Saturday, July 4, 2009
Hosea, Chapter 1
God has been taking me through the book of Hosea. Again, I am reminded of how the word of God is living and active, like a double edged sword, and also how it convicts and brings to light another aspect of God like a crystal that is turned to reflect various flashes of light from depths that were not at first realized. I have been pondering and trying to digest the first chapter for a couple of weeks now, and was able to go a bit deeper this morning. A beautiful, quiet July morning in a big, quiet house often helps:)

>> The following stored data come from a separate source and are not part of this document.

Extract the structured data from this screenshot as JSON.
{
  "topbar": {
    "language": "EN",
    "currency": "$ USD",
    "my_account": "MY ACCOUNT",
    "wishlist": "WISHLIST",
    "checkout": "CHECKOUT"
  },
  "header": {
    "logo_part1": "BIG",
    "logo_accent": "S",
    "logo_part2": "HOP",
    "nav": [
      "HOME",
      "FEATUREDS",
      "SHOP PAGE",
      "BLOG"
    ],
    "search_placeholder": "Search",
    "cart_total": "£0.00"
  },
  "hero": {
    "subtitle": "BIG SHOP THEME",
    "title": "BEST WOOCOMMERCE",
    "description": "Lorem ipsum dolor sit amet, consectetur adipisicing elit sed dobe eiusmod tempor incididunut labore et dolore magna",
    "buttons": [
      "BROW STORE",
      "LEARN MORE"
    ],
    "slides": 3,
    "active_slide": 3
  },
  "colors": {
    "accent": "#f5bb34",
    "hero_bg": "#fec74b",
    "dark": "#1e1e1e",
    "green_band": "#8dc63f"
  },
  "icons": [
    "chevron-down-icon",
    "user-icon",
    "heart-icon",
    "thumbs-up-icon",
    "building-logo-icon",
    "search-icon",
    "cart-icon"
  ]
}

Verse 2 has made me readjust my thinking of who God is all together, and makes me ponder His plans for our individual lives. When the Lord began to speak through Hosea, the Lord said to him, "Go, take to yourself an adulterous wife and children of unfaithfulness, because the land is guilty of the vilest adultery in departing from the Lord." Scripture doesn't indicate whether God spoke audibly to Hosea or just to his heart. Either way, I can only imagine Hosea's response. In the period between two sentences God spoke to Hosea and then Hosea married Gomer, a prostitute, and she bore him a son, possibly not even of Hosea. Imagine the turmoil in his life. How did He react? How did his family react? How many times did his mother say to him "I told you not to marry that woman"? How would Hosea be able to come home every night wondering who his wife was sleeping with, all the while knowing that he was obeying God? How did the "church" respond? How many times does God allow things in our life that do not obviously look like His hand, but are used for our sanctification? How many times do we flip that coin and blatantly sin and say it was God's will to sanctify and even bless us?
God used this example of Gomers prostitution to reveal to Hosea the prostitution of Israel, God's own people. The land is guilty of the vilest adultery in departing form the Lord. Do we not see this first hand in our nation? In our churches? In our lives? The vilest adultery is departing from the Lord. We become prostitutes with the world as we deny the Lord and His Word. I have had to ask myself what have I prostituted to the world? As that wonderful sister of mine and I were discussing just this week, it becomes so easy to falter on our beliefs and stands of the Word of God. How much do you love and tolerate so as to exemplify Christ's teachings of love (especially to other Christians with varying beliefs), and how much do you not back down from the revelation that God has made clear to you? What is considered judgement that we are not "supposed" to do, and what is allowing God's people to stray even further because we are not upholding His word? What becomes acceptance of sin through our silence?
Gomer conceives and bears children. Through these children God speaks again. As parents we put a lot of time and thought into the names of our children (well, except for Cole as he was supposed to be a girl named Grace and being that we had just gone to the theater to watch that movie with the little boy named Cole since I wasn't ever going to go into labor anyway, and being it was our doctors birthday the middle name of Johnathon was an easy choice). Alexis has the middle name of her Grandpa in heaven, even spelled D-o-n in honor of him. For Trent we chose his middle name after my maiden name, Lee. For Grace and Micah we honored their Indian heritages by using their Indian names given by their orphanages for their middle names; Karuna and Jagat. But in the naming of Gomer's children God chooses names like Jezreel, because God himself will soon punish the house of Jehu for the massacre at Jezreel, and He will put an end to the kingdom of Israel. Gomers second child, a daughter, was named Lo-Ruhamad, which means "not loved". For God would no longer show His love to the house of Israel. A third child, a son, was to be named Lo-Ammi, which means "not my people". God declared through this infant that Israel would not be His people, and He would not be their God.God promises restoration and salvation in spite of this. In spite of His people rejecting and denying Him, even departing from the Lord, He promises to come back after His anger.
In verse 7 "Yet I will show love to the house of Judah, and I will save them- not by bow, sword or battle, or by horses and horsemen, but by the Lord their God." He promises even unification between Israel and Judah, as well as restoration of Israel back to Himself in Jezreels life time; but only after the sifting has been completed.